Non fu quindi per via del mitologico “liberismo selvaggio”, ma semmai dietro stimolo di un intervento normativo che drogò il mercato, che la costruzione di queste strutture esplose in proporzioni iperboliche. Nel 1970 i mall americani erano circa 300; alla fine del secolo erano circa 1.200. Troppi, molto semplicemente. Nel maggio dell’anno scorso Credit Suisse ha pubblicato una stima stando alla quale nei prossimi cinque anni verranno chiusi tra il 20% e il 25% dei mall d’America.

Il Water Tower Place Chicago Shopping Mall.

Si ha un bel dire che la crisi del mall è dovuta all’avvento di Amazon. Certo, il commercio di molti beni si sta spostando online; ma ad oggi oltre il 90% delle vendite avviene ancora in negozi fisici. È vero che la tendenza è in aumento, ed è vero anche che lo shopping online è particolarmente concentrato nel settore dell’abbigliamento, che tradizionalmente la faceva a padrone nei centri commerciali. Ma in realtà, dati alla mano, sembra che la crescita del commercio su internet e la crisi economica degli scorsi anni abbiano più che altro fatto scoppiare una bolla. L’America è un paese over-malled: si calcola che negli Usa vi siano due metri quadri pro capite di superficie per il commercio al dettaglio, la più alta al mondo (seguita da quella del Canada, un metro quadro e mezzo, e dell’Australia, un metro quadro).

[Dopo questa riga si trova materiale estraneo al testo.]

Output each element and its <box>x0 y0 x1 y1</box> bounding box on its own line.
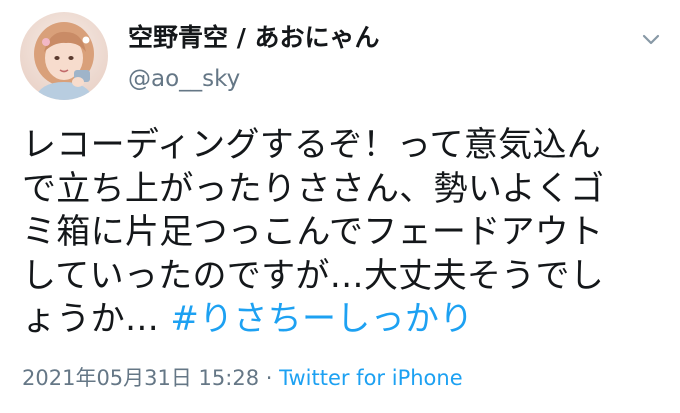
tweet-card: 空野青空 / あおにゃん @ao__sky レコーディングするぞ！って意気込ん … <box>0 0 680 413</box>
display-name[interactable]: 空野青空 / あおにゃん <box>128 22 380 54</box>
tweet-text: レコーディングするぞ！って意気込ん で立ち上がったりささん、勢いよくゴ ミ箱に片… <box>22 124 662 342</box>
hashtag-link[interactable]: #りさちーしっかり <box>170 299 473 339</box>
user-handle[interactable]: @ao__sky <box>128 64 240 94</box>
tweet-text-line: レコーディングするぞ！って意気込ん <box>22 125 602 165</box>
tweet-text-line: していったのですが…大丈夫そうでし <box>22 255 605 296</box>
source-link[interactable]: Twitter for iPhone <box>279 366 463 390</box>
meta-separator: · <box>259 366 280 390</box>
tweet-timestamp[interactable]: 2021年05月31日 15:28 <box>22 366 259 390</box>
tweet-text-line-last: ょうか… #りさちーしっかり <box>22 298 662 342</box>
chevron-down-icon[interactable] <box>634 26 668 54</box>
tweet-text-line: ミ箱に片足つっこんでフェードアウト <box>22 212 604 252</box>
avatar[interactable] <box>20 12 108 100</box>
tweet-metadata: 2021年05月31日 15:28 · Twitter for iPhone <box>22 363 463 393</box>
tweet-text-line: で立ち上がったりささん、勢いよくゴ <box>22 168 605 209</box>
tweet-text-fragment: ょうか… <box>22 299 171 339</box>
profile-photo <box>20 12 108 100</box>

Alla lunga, questo eccesso si è tradotto in un collasso; resta da capire se si tratta di un collasso di tutto il sistema, o se piuttosto a collassare non siano solo quelle singole strutture oggettivamente “di troppo”. Ad esempio, quelle edificate negli anni ’60 e ’70, ormai squallide e obsolete; e quelle costruite per speculazione a breve termine in luoghi “sbagliati”, magari non necessariamente in zone poco popolate, ma popolate in modo non consono. Alcuni analisti, infatti, profetizzano che a sopravvivere saranno i mall con una location adeguata, intendendo in buona sostanza quelli sorti in aree densamente popolate e con alto livello di reddito. In effetti i mall specializzati in merce meno economica e situati in prossimità di comunità più benestanti continuano ad avere successo. In definitiva, il pronostico di Credit Suisse potrebbe anche rivelarsi corretto, ma il fenomeno sotteso dal dato potrebbe anche non essere l’apocalisse tanto profetizzata negli ultimi anni. Si potrebbe trattare di selezione darwiniana, più che di estinzione.